Department of Biomedical Informatics, Vanderbilt University Medical Center, Nashville, TN, USA.
Department of Biomedical Informatics, Vanderbilt University Medical Center, Nashville, TN, USA.
Am J Hum Genet. 2023 Sep 7;110(9):1522-1533. doi: 10.1016/j.ajhg.2023.07.012. Epub 2023 Aug 21.

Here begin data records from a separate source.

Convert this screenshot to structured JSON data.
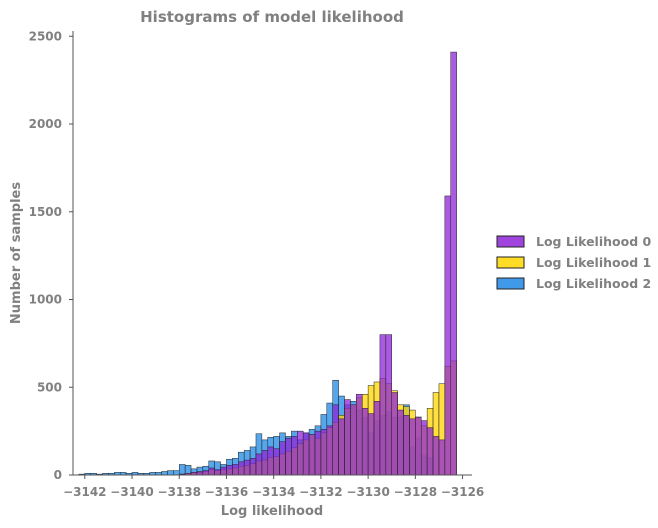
{
  "chart_data": {
    "type": "bar",
    "subtype": "overlaid-histogram",
    "title": "Histograms of model likelihood",
    "xlabel": "Log likelihood",
    "ylabel": "Number of samples",
    "xlim": [
      -3142.5,
      -3125.6
    ],
    "ylim": [
      0,
      2530
    ],
    "xticks": [
      -3142,
      -3140,
      -3138,
      -3136,
      -3134,
      -3132,
      -3130,
      -3128,
      -3126
    ],
    "yticks": [
      0,
      500,
      1000,
      1500,
      2000,
      2500
    ],
    "grid": false,
    "legend": "right",
    "bin_width": 0.25,
    "series": [
      {
        "name": "Log Likelihood 2",
        "color": "#1E88E5",
        "bin_left_edges": [
          -3142.25,
          -3142.0,
          -3141.75,
          -3141.5,
          -3141.25,
          -3141.0,
          -3140.75,
          -3140.5,
          -3140.25,
          -3140.0,
          -3139.75,
          -3139.5,
          -3139.25,
          -3139.0,
          -3138.75,
          -3138.5,
          -3138.25,
          -3138.0,
          -3137.75,
          -3137.5,
          -3137.25,
          -3137.0,
          -3136.75,
          -3136.5,
          -3136.25,
          -3136.0,
          -3135.75,
          -3135.5,
          -3135.25,
          -3135.0,
          -3134.75,
          -3134.5,
          -3134.25,
          -3134.0,
          -3133.75,
          -3133.5,
          -3133.25,
          -3133.0,
          -3132.75,
          -3132.5,
          -3132.25,
          -3132.0,
          -3131.75,
          -3131.5,
          -3131.25,
          -3131.0,
          -3130.75,
          -3130.5,
          -3130.25,
          -3130.0,
          -3129.75,
          -3129.5,
          -3129.25,
          -3129.0,
          -3128.75,
          -3128.5,
          -3128.25,
          -3128.0,
          -3127.75,
          -3127.5
        ],
        "counts": [
          5,
          10,
          10,
          5,
          10,
          10,
          15,
          15,
          10,
          15,
          10,
          10,
          15,
          15,
          20,
          25,
          25,
          60,
          55,
          35,
          45,
          50,
          80,
          75,
          60,
          90,
          95,
          130,
          140,
          160,
          235,
          200,
          215,
          220,
          240,
          220,
          250,
          200,
          240,
          260,
          280,
          345,
          410,
          540,
          450,
          400,
          420,
          370,
          330,
          240,
          310,
          340,
          360,
          330,
          330,
          400,
          160,
          210,
          110,
          100
        ]
      },
      {
        "name": "Log Likelihood 1",
        "color": "#FFD600",
        "bin_left_edges": [
          -3138.0,
          -3137.75,
          -3137.5,
          -3137.25,
          -3137.0,
          -3136.75,
          -3136.5,
          -3136.25,
          -3136.0,
          -3135.75,
          -3135.5,
          -3135.25,
          -3135.0,
          -3134.75,
          -3134.5,
          -3134.25,
          -3134.0,
          -3133.75,
          -3133.5,
          -3133.25,
          -3133.0,
          -3132.75,
          -3132.5,
          -3132.25,
          -3132.0,
          -3131.75,
          -3131.5,
          -3131.25,
          -3131.0,
          -3130.75,
          -3130.5,
          -3130.25,
          -3130.0,
          -3129.75,
          -3129.5,
          -3129.25,
          -3129.0,
          -3128.75,
          -3128.5,
          -3128.25,
          -3128.0,
          -3127.75,
          -3127.5,
          -3127.25,
          -3127.0,
          -3126.75,
          -3126.5
        ],
        "counts": [
          5,
          10,
          15,
          15,
          20,
          30,
          25,
          30,
          35,
          40,
          50,
          55,
          65,
          80,
          85,
          100,
          105,
          120,
          135,
          155,
          180,
          200,
          230,
          210,
          240,
          270,
          300,
          340,
          380,
          400,
          440,
          460,
          510,
          530,
          550,
          520,
          480,
          400,
          390,
          370,
          330,
          280,
          380,
          470,
          520,
          620,
          650
        ]
      },
      {
        "name": "Log Likelihood 0",
        "color": "#8E24D8",
        "bin_left_edges": [
          -3138.0,
          -3137.75,
          -3137.5,
          -3137.25,
          -3137.0,
          -3136.75,
          -3136.5,
          -3136.25,
          -3136.0,
          -3135.75,
          -3135.5,
          -3135.25,
          -3135.0,
          -3134.75,
          -3134.5,
          -3134.25,
          -3134.0,
          -3133.75,
          -3133.5,
          -3133.25,
          -3133.0,
          -3132.75,
          -3132.5,
          -3132.25,
          -3132.0,
          -3131.75,
          -3131.5,
          -3131.25,
          -3131.0,
          -3130.75,
          -3130.5,
          -3130.25,
          -3130.0,
          -3129.75,
          -3129.5,
          -3129.25,
          -3129.0,
          -3128.75,
          -3128.5,
          -3128.25,
          -3128.0,
          -3127.75,
          -3127.5,
          -3127.25,
          -3127.0,
          -3126.75,
          -3126.5
        ],
        "counts": [
          5,
          10,
          15,
          20,
          25,
          40,
          30,
          45,
          55,
          60,
          75,
          85,
          95,
          120,
          140,
          160,
          150,
          190,
          210,
          220,
          250,
          240,
          230,
          250,
          260,
          280,
          400,
          320,
          430,
          400,
          460,
          380,
          350,
          420,
          800,
          800,
          470,
          370,
          340,
          320,
          330,
          310,
          270,
          220,
          200,
          1590,
          2410
        ]
      }
    ]
  }
}
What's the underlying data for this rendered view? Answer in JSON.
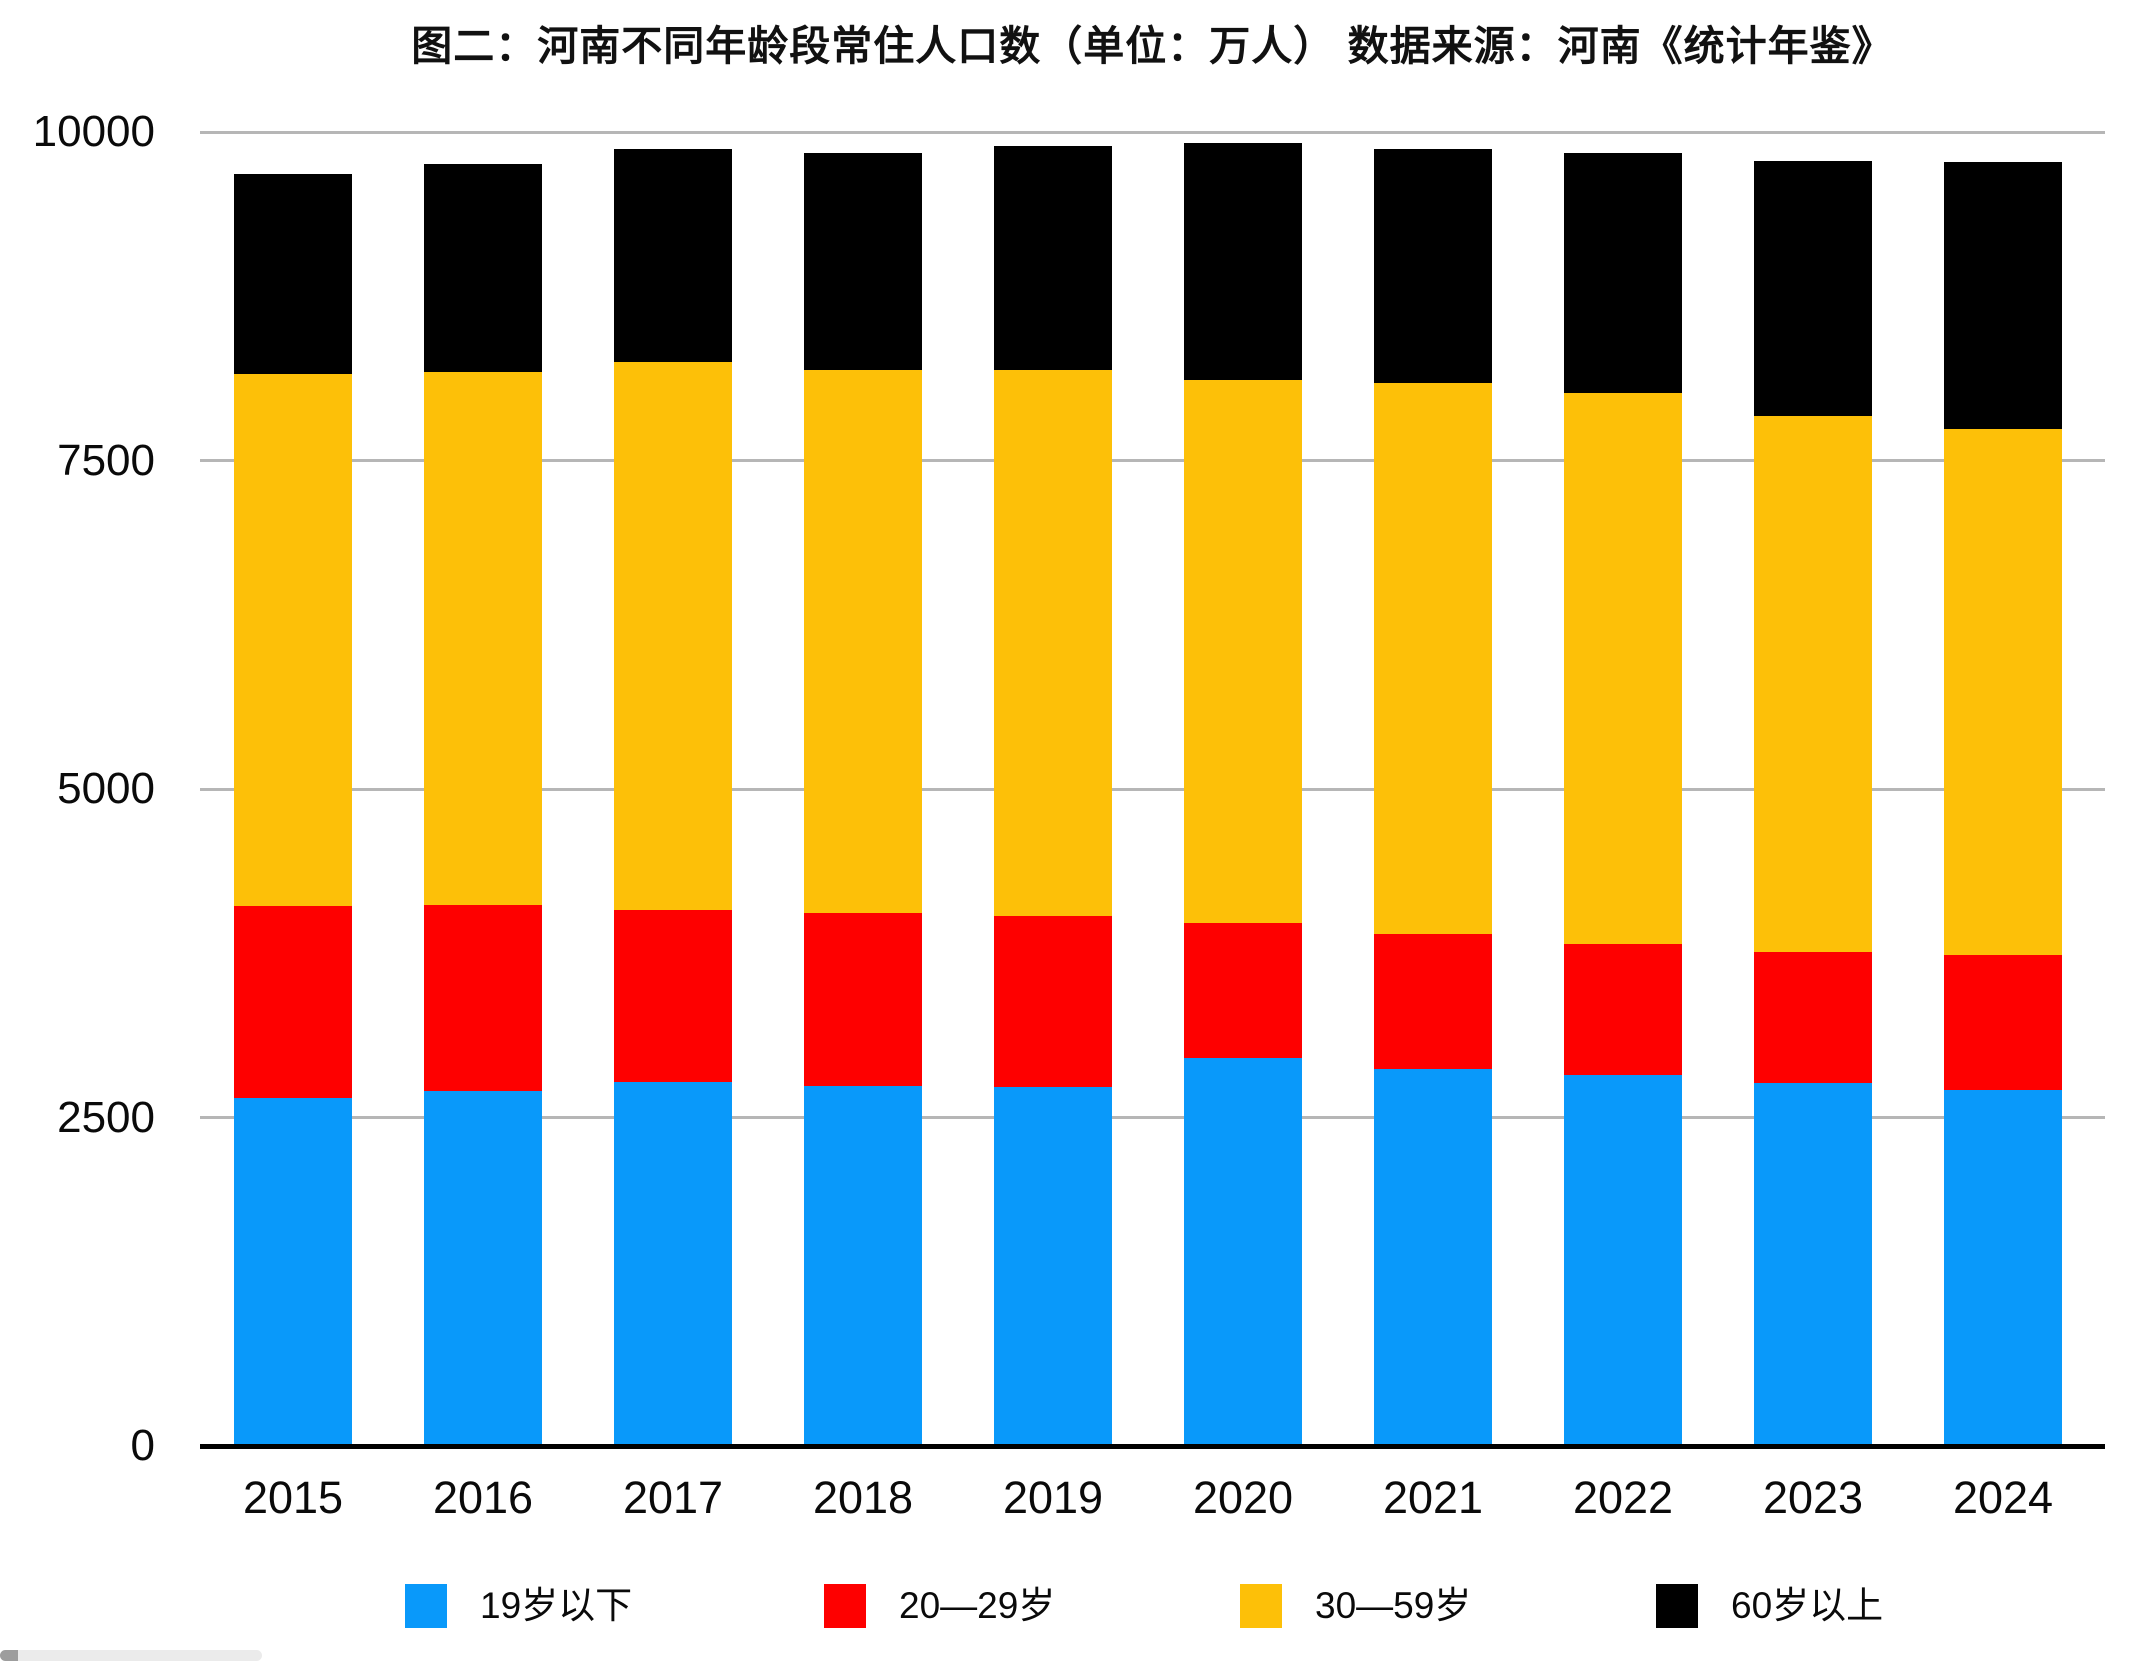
{
  "chart_data": {
    "type": "bar",
    "stacked": true,
    "title": "图二：河南不同年龄段常住人口数（单位：万人） 数据来源：河南《统计年鉴》",
    "unit": "万人",
    "categories": [
      "2015",
      "2016",
      "2017",
      "2018",
      "2019",
      "2020",
      "2021",
      "2022",
      "2023",
      "2024"
    ],
    "series": [
      {
        "name": "19岁以下",
        "color": "#0999fa",
        "values": [
          2650,
          2700,
          2770,
          2740,
          2730,
          2950,
          2870,
          2820,
          2760,
          2710
        ]
      },
      {
        "name": "20—29岁",
        "color": "#fe0000",
        "values": [
          1460,
          1420,
          1310,
          1320,
          1300,
          1030,
          1030,
          1000,
          1000,
          1030
        ]
      },
      {
        "name": "30—59岁",
        "color": "#fdc008",
        "values": [
          4050,
          4050,
          4170,
          4130,
          4160,
          4130,
          4190,
          4190,
          4080,
          4000
        ]
      },
      {
        "name": "60岁以上",
        "color": "#000000",
        "values": [
          1520,
          1590,
          1620,
          1650,
          1700,
          1810,
          1780,
          1830,
          1940,
          2030
        ]
      }
    ],
    "totals": [
      9680,
      9760,
      9870,
      9840,
      9890,
      9920,
      9870,
      9840,
      9780,
      9770
    ],
    "ylim": [
      0,
      10000
    ],
    "y_ticks": [
      0,
      2500,
      5000,
      7500,
      10000
    ],
    "y_tick_labels": [
      "0",
      "2500",
      "5000",
      "7500",
      "10000"
    ],
    "xlabel": "",
    "ylabel": "",
    "grid": true,
    "legend_position": "bottom",
    "gridline_color": "#b6b6b6",
    "axis_color": "#000000"
  }
}
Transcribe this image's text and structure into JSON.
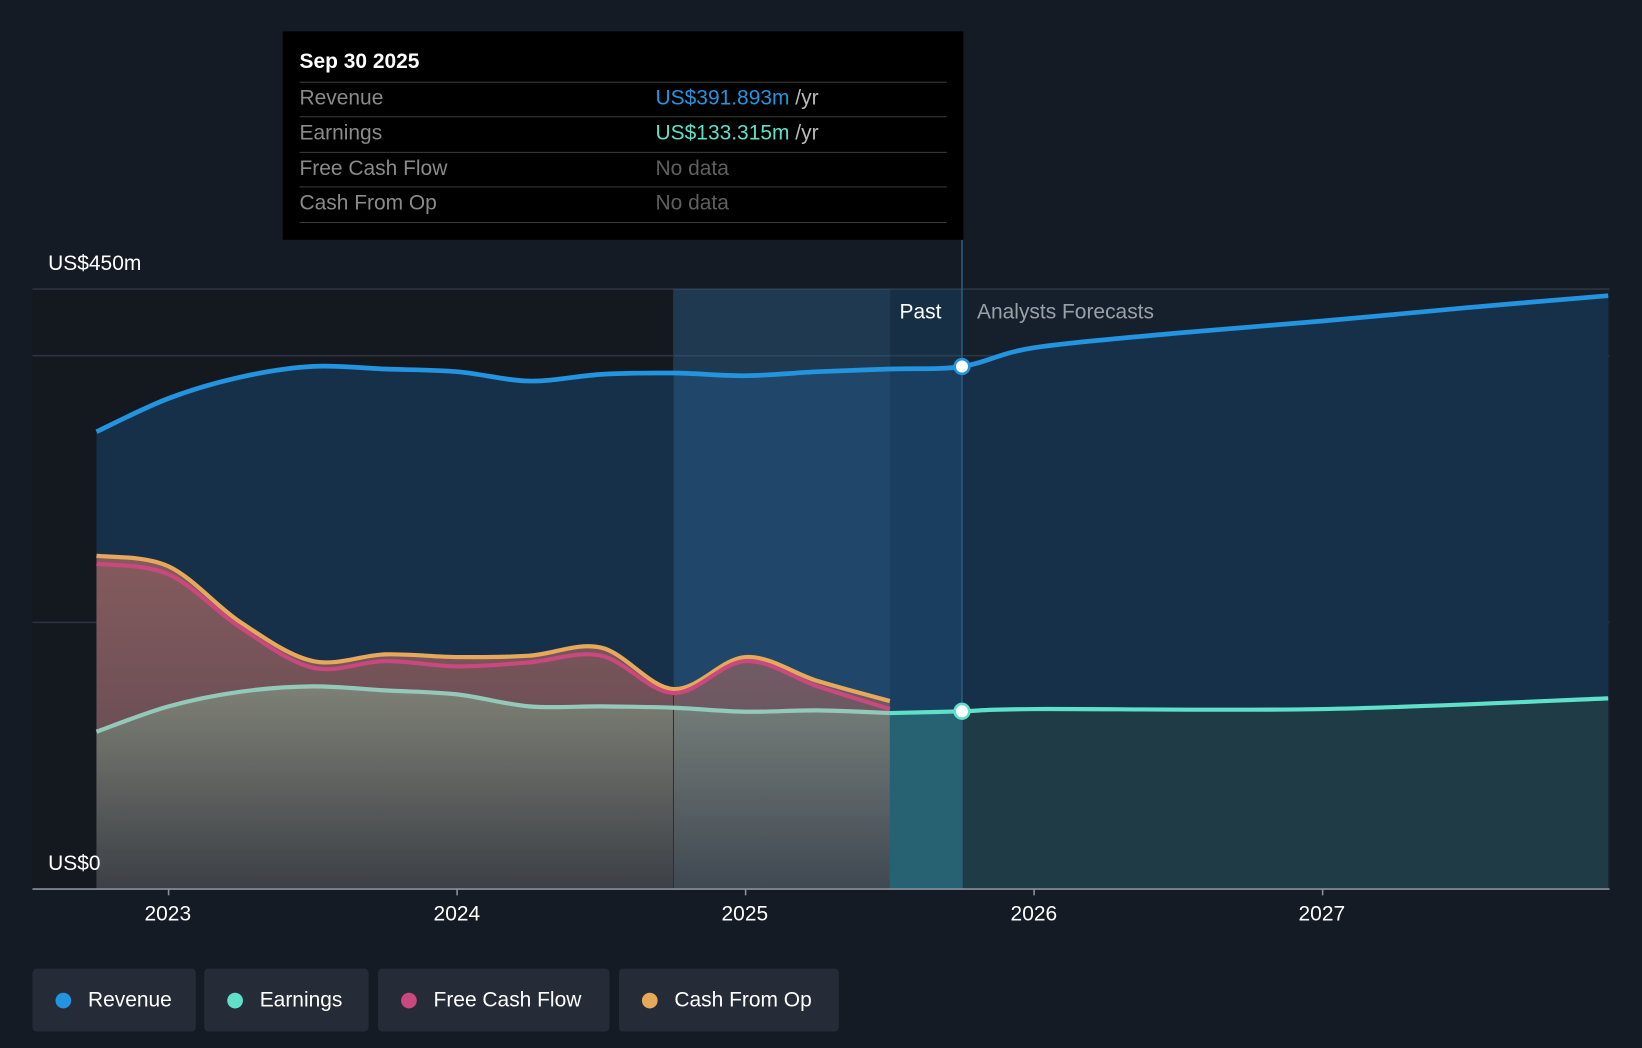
{
  "tooltip": {
    "date": "Sep 30 2025",
    "rows": [
      {
        "label": "Revenue",
        "value": "US$391.893m",
        "unit": "/yr"
      },
      {
        "label": "Earnings",
        "value": "US$133.315m",
        "unit": "/yr"
      },
      {
        "label": "Free Cash Flow",
        "value": "No data"
      },
      {
        "label": "Cash From Op",
        "value": "No data"
      }
    ]
  },
  "labels": {
    "past": "Past",
    "forecast": "Analysts Forecasts"
  },
  "legend": [
    {
      "label": "Revenue",
      "color": "#2394df"
    },
    {
      "label": "Earnings",
      "color": "#5fe0c8"
    },
    {
      "label": "Free Cash Flow",
      "color": "#c9487e"
    },
    {
      "label": "Cash From Op",
      "color": "#e6a85a"
    }
  ],
  "chart_data": {
    "type": "line",
    "title": "",
    "ylabel": "",
    "ylim": [
      0,
      450
    ],
    "xlim": [
      2022.75,
      2027.99
    ],
    "y_tick_labels": [
      "US$0",
      "US$450m"
    ],
    "x_tick_labels": [
      "2023",
      "2024",
      "2025",
      "2026",
      "2027"
    ],
    "x_ticks": [
      2023,
      2024,
      2025,
      2026,
      2027
    ],
    "gridlines": [
      200,
      400,
      450
    ],
    "past_end": 2025.75,
    "highlight_start": 2024.75,
    "series": [
      {
        "name": "Revenue",
        "color": "#2394df",
        "x": [
          2022.75,
          2023,
          2023.25,
          2023.5,
          2023.75,
          2024,
          2024.25,
          2024.5,
          2024.75,
          2025,
          2025.25,
          2025.5,
          2025.75,
          2026,
          2026.5,
          2027,
          2027.5,
          2027.99
        ],
        "values": [
          343,
          368,
          384,
          392,
          390,
          388,
          381,
          386,
          387,
          385,
          388,
          390,
          391.9,
          406,
          417,
          426,
          436,
          445
        ]
      },
      {
        "name": "Earnings",
        "color": "#5fe0c8",
        "x": [
          2022.75,
          2023,
          2023.25,
          2023.5,
          2023.75,
          2024,
          2024.25,
          2024.5,
          2024.75,
          2025,
          2025.25,
          2025.5,
          2025.75,
          2026,
          2027,
          2027.99
        ],
        "values": [
          118,
          137,
          148,
          152,
          149,
          146,
          137,
          137,
          136,
          133,
          134,
          132,
          133.3,
          135,
          135,
          143
        ]
      },
      {
        "name": "Free Cash Flow",
        "color": "#c9487e",
        "x": [
          2022.75,
          2023,
          2023.25,
          2023.5,
          2023.75,
          2024,
          2024.25,
          2024.5,
          2024.75,
          2025,
          2025.25,
          2025.5
        ],
        "values": [
          244,
          236,
          196,
          166,
          171,
          167,
          170,
          175,
          147,
          171,
          152,
          135
        ]
      },
      {
        "name": "Cash From Op",
        "color": "#e6a85a",
        "x": [
          2022.75,
          2023,
          2023.25,
          2023.5,
          2023.75,
          2024,
          2024.25,
          2024.5,
          2024.75,
          2025,
          2025.25,
          2025.5
        ],
        "values": [
          250,
          242,
          200,
          171,
          176,
          174,
          175,
          181,
          150,
          174,
          156,
          141
        ]
      }
    ]
  }
}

Population-scale biobanks linked to electronic health record data provide vast opportunities to extend our knowledge of human genetics and discover new phenotype-genotype associations. Given their dense phenotype data, biobanks can also facilitate replication studies on a phenome-wide scale. Here, we introduce the phenotype-genotype reference map (PGRM), a set of 5,879 genetic associations from 523 GWAS publications that can be used for high-throughput replication experiments. PGRM phenotypes are standardized as phecodes, ensuring interoperability between biobanks. We applied the PGRM to five ancestry-specific cohorts from four independent biobanks and found evidence of robust replications across a wide array of phenotypes. We show how the PGRM can be used to detect data corruption and to empirically assess parameters for phenome-wide studies. Finally, we use the PGRM to explore factors associated with replicability of GWAS results.
人群规模的生物银行与电子健康记录数据相结合,为扩展人类遗传学知识和发现新的表型-基因型关联提供了巨大的机会。鉴于它们密集的表型数据,生物银行还可以促进在全表型范围内进行复制研究。在这里,我们介绍表型-基因型参考图谱(PGRM),这是一套来自 523 项 GWAS 出版物的 5879 个遗传关联,可以用于高通量复制实验。PGRM 表型被标准化为 phecode,确保了生物库之间的互操作性。我们将 PGRM 应用于来自四个独立生物库的五个特定祖先的队列中,发现了广泛表型中稳健复制的证据。我们展示了如何使用 PGRM 来检测数据损坏,并对全表型研究的参数进行实证评估。最后,我们使用 PGRM 来探索与 GWAS 结果可重复性相关的因素。